Schnabel not only used the McCollum program to smuggle sniper sights and walkie-talkies to Pakistan; coming back he would bring Afghan rugs and fur coats for the Angels, and a constant flow of captured Red Army memorabilia for the boss and his friends. He remembers one flight when he smuggled three Kalashnikovs, two thousand rounds of ammunition, three rifle grenades, and a Tokarev pistol, all rolled up in two carpets.
Schnabel never mounted a McCollum flight without packing a surprise. One C-5 carried thousands of fruit trees, which were then moved down the Grand Trunk Highway in trucks to the North-West Frontier, to be smuggled over the border to start
reforesting the scorched earth of the war zone. On another trip he brought along two of the weapons upgraders—demolition experts who trained navy SEALs in their dark arts.
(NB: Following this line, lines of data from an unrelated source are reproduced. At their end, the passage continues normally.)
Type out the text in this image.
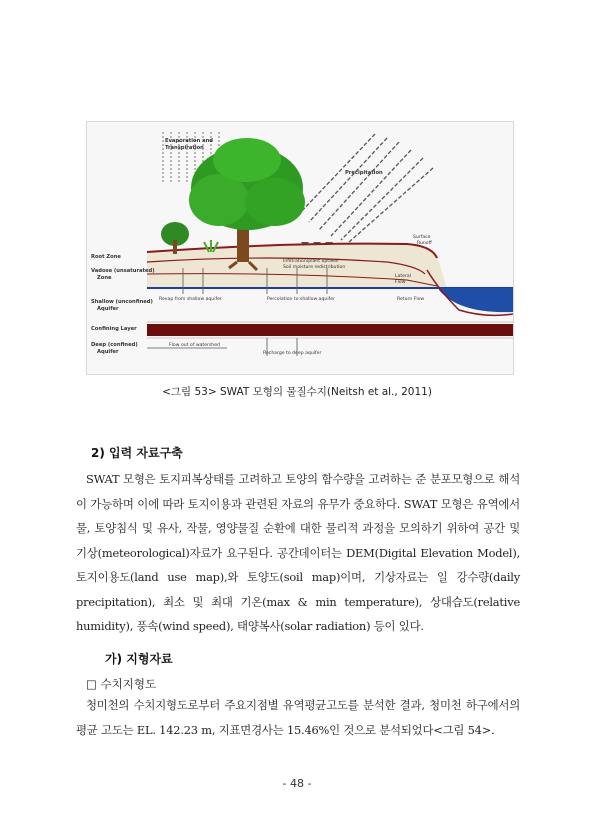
Root Zone
Vadose (unsaturated)
Zone
Shallow (unconfined)
Aquifer
Confining Layer
Deep (confined)
Aquifer
Evaporation and
Transpiration
Precipitation
Infiltration/plant uptake/
Soil moisture redistribution
Surface
Runoff
Lateral
Flow
Revap from shallow aquifer	Percolation to shallow aquifer	Return Flow
Flow out of watershed
Recharge to deep aquifer
<그림 53> SWAT 모형의 물질수지(Neitsh et al., 2011)
2) 입력 자료구축

SWAT 모형은 토지피복상태를 고려하고 토양의 함수량을 고려하는 준 분포모형으로 해석이 가능하며 이에 따라 토지이용과 관련된 자료의 유무가 중요하다. SWAT 모형은 유역에서 물, 토양침식 및 유사, 작물, 영양물질 순환에 대한 물리적 과정을 모의하기 위하여 공간 및 기상(meteorological)자료가 요구된다. 공간데이터는 DEM(Digital Elevation Model), 토지이용도(land use map),와 토양도(soil map)이며, 기상자료는 일 강수량(daily precipitation), 최소 및 최대 기온(max & min temperature), 상대습도(relative humidity), 풍속(wind speed), 태양복사(solar radiation) 등이 있다.

가) 지형자료
□ 수치지형도

청미천의 수치지형도로부터 주요지점별 유역평균고도를 분석한 결과, 청미천 하구에서의 평균 고도는 EL. 142.23 m, 지표면경사는 15.46%인 것으로 분석되었다<그림 54>.

- 48 -
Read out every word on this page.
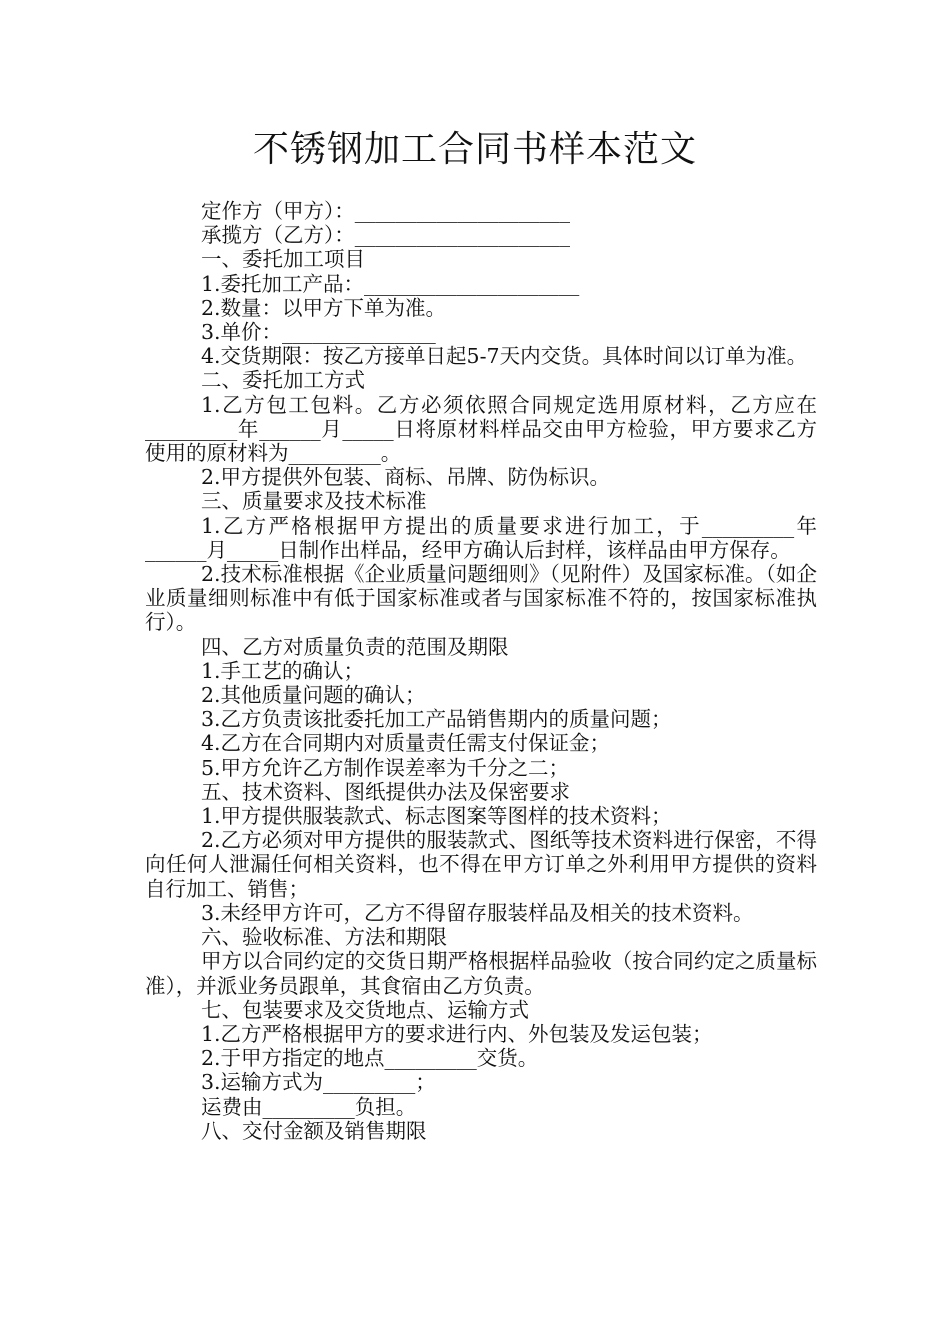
不锈钢加工合同书样本范文

定作方（甲方）：_____________________

承揽方（乙方）：_____________________

一、委托加工项目

1.委托加工产品：_____________________

2.数量：以甲方下单为准。

3.单价：_______________

4.交货期限：按乙方接单日起5-7天内交货。具体时间以订单为准。

二、委托加工方式

1.乙方包工包料。乙方必须依照合同规定选用原材料，乙方应在_________年______月_____日将原材料样品交由甲方检验，甲方要求乙方使用的原材料为_________。

2.甲方提供外包装、商标、吊牌、防伪标识。

三、质量要求及技术标准

1.乙方严格根据甲方提出的质量要求进行加工，于_________年______月_____日制作出样品，经甲方确认后封样，该样品由甲方保存。

2.技术标准根据《企业质量问题细则》（见附件）及国家标准。（如企业质量细则标准中有低于国家标准或者与国家标准不符的，按国家标准执行）。

四、乙方对质量负责的范围及期限

1.手工艺的确认；

2.其他质量问题的确认；

3.乙方负责该批委托加工产品销售期内的质量问题；

4.乙方在合同期内对质量责任需支付保证金；

5.甲方允许乙方制作误差率为千分之二；

五、技术资料、图纸提供办法及保密要求

1.甲方提供服装款式、标志图案等图样的技术资料；

2.乙方必须对甲方提供的服装款式、图纸等技术资料进行保密，不得向任何人泄漏任何相关资料，也不得在甲方订单之外利用甲方提供的资料自行加工、销售；

3.未经甲方许可，乙方不得留存服装样品及相关的技术资料。

六、验收标准、方法和期限

甲方以合同约定的交货日期严格根据样品验收（按合同约定之质量标准），并派业务员跟单，其食宿由乙方负责。

七、包装要求及交货地点、运输方式

1.乙方严格根据甲方的要求进行内、外包装及发运包装；

2.于甲方指定的地点_________交货。

3.运输方式为_________；

运费由_________负担。

八、交付金额及销售期限
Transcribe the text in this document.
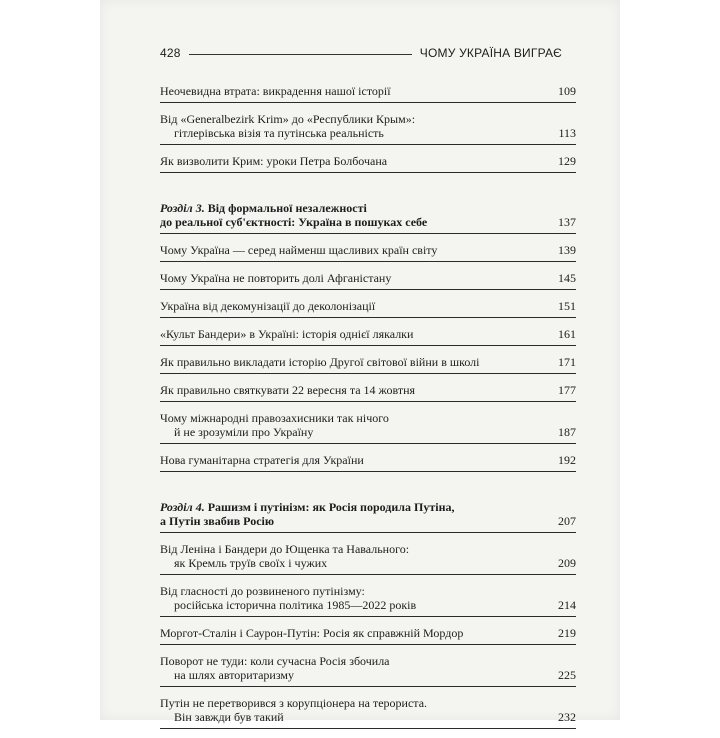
428	ЧОМУ УКРАЇНА ВИГРАЄ
Неочевидна втрата: викрадення нашої історії	109
Від «Generalbezirk Krim» до «Республики Крым»:
гітлерівська візія та путінська реальність	113
Як визволити Крим: уроки Петра Болбочана	129
Розділ 3. Від формальної незалежності
до реальної суб'єктності: Україна в пошуках себе	137
Чому Україна — серед найменш щасливих країн світу	139
Чому Україна не повторить долі Афганістану	145
Україна від декомунізації до деколонізації	151
«Культ Бандери» в Україні: історія однієї лякалки	161
Як правильно викладати історію Другої світової війни в школі	171
Як правильно святкувати 22 вересня та 14 жовтня	177
Чому міжнародні правозахисники так нічого
й не зрозуміли про Україну	187
Нова гуманітарна стратегія для України	192
Розділ 4. Рашизм і путінізм: як Росія породила Путіна,
а Путін звабив Росію	207
Від Леніна і Бандери до Ющенка та Навального:
як Кремль труїв своїх і чужих	209
Від гласності до розвиненого путінізму:
російська історична політика 1985—2022 років	214
Моргот-Сталін і Саурон-Путін: Росія як справжній Мордор	219
Поворот не туди: коли сучасна Росія збочила
на шлях авторитаризму	225
Путін не перетворився з корупціонера на терориста.
Він завжди був такий	232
To a certain kind of American, there was nothing so romantic and exciting as this war against the Evil Empire, and these two were so eager to get their hands dirty helping the mujahideen kill Russians that they spent their two-week vacation with Schnabel teaching his friends how to make the most deadly pipe bombs and booby traps.
Schnabel managed to turn all of this crusading into enormous fun. The flights would take him to the Karakoram Highway, the old Silk Route he’d traveled when hunting for the great curve-horned, nearly extinct Marco Polo sheep. He also arranged to have one of his Texas patrons donate sixty black buck to replenish the dwindling herd of the same breed that the war was wiping out; somehow Schnabel managed to convince the McCollum flight authorities that such cargo fit into the broad category of humanitarian assistance.
By this time he had taken over Wilson’s liaison chores with the Afghan lobby in Washington, in particular with the Committee for a Free Afghanistan and its much-loved director, Mary Spencer, who was constantly asking Wilson to help raise money to finance surgery for badly wounded Afghan fighters. Schnabel ended up spending an inordinate amount of time fund-raising to buy tickets to fly the fighters to the United States for treatment. Soaring homeward on a McCollum flight late one night, the resourceful politico was struck by how empty the huge C-5A was. It came to him all at once: if he could put the wounded mujahideen on these cavernous planes, he wouldn’t have to raise any more money. Wilson was so intrigued with the idea that when he next visited Pakistan he told a group of war-weary commanders that he would soon bring a planeload of wounded freedom fighters back to the States for specialized treatment.